El manejo inadecuado de las heces de mascotas se ha convertido en un factor de riesgo ambiental que contribuye a las inundaciones durante la temporada de lluvias en la CDMX.

De acuerdo con cifras de la Secretaría de Gestión Integral del Agua (Segiagua), tan sólo en los primeros seis meses del año se retiraron del drenaje 23 mil 213 toneladas de basura, de las cuales una parte considerable correspondió a bolsas con excremento canino.
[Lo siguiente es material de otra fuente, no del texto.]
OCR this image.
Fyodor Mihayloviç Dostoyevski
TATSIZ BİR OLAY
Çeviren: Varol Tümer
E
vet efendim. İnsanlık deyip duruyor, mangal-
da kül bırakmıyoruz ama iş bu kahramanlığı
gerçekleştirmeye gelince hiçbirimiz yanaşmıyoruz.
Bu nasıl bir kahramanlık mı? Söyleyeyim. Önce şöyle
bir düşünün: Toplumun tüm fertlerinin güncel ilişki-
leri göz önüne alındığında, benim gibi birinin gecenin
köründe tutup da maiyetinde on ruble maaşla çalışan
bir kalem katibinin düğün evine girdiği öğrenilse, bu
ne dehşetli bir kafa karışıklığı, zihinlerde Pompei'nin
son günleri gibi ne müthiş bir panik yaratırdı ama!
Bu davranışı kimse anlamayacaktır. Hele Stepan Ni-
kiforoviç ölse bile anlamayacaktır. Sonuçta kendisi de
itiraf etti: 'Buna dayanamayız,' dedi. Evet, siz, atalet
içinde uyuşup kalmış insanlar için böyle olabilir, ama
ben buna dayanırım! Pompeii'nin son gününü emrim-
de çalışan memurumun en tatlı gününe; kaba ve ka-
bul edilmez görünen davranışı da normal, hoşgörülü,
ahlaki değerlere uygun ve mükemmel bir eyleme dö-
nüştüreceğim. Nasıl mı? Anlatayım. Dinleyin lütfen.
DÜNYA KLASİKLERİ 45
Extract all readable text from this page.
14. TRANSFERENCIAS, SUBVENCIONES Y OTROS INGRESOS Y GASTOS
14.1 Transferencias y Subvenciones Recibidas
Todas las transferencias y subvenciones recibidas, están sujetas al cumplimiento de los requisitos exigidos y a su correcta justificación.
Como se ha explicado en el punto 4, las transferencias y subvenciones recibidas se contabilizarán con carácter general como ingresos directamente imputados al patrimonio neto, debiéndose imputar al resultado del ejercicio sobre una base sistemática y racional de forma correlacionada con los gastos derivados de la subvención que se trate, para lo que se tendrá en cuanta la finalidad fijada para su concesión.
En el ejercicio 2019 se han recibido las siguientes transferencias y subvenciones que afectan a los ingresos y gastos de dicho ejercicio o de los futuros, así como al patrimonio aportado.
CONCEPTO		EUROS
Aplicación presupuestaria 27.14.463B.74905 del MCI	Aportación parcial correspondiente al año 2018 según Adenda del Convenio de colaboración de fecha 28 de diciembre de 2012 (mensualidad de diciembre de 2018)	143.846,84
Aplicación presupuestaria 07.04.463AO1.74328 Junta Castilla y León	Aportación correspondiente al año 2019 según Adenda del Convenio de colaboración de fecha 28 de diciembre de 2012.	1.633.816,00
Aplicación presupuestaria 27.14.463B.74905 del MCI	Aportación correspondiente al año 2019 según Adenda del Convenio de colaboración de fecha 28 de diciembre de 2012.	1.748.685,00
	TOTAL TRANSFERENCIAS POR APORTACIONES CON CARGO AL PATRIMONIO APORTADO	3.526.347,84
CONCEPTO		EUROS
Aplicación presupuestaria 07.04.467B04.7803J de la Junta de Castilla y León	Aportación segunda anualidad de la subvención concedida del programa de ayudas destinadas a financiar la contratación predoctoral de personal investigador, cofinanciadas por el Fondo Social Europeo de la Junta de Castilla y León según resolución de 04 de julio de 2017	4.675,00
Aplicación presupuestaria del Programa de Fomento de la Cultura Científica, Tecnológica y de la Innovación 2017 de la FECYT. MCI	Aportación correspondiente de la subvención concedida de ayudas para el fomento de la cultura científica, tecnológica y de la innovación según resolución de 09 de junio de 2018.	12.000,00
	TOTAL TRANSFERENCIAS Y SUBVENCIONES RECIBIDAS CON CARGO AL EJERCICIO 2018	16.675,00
Las bolsitas con heces fecales, aunado a botellas, todo esto se junta. A veces subestimamos (y decimos) es una pequeña basura, pero así, por cientos y miles, se hace un problema muy grande”, destacó José Mario Esparza, titular de la Segiagua, en entrevista.

El funcionario aclaró que el problema no radica únicamente en la cantidad de desechos, sino en la falsa creencia de que las bolsas biodegradables se desintegran de inmediato.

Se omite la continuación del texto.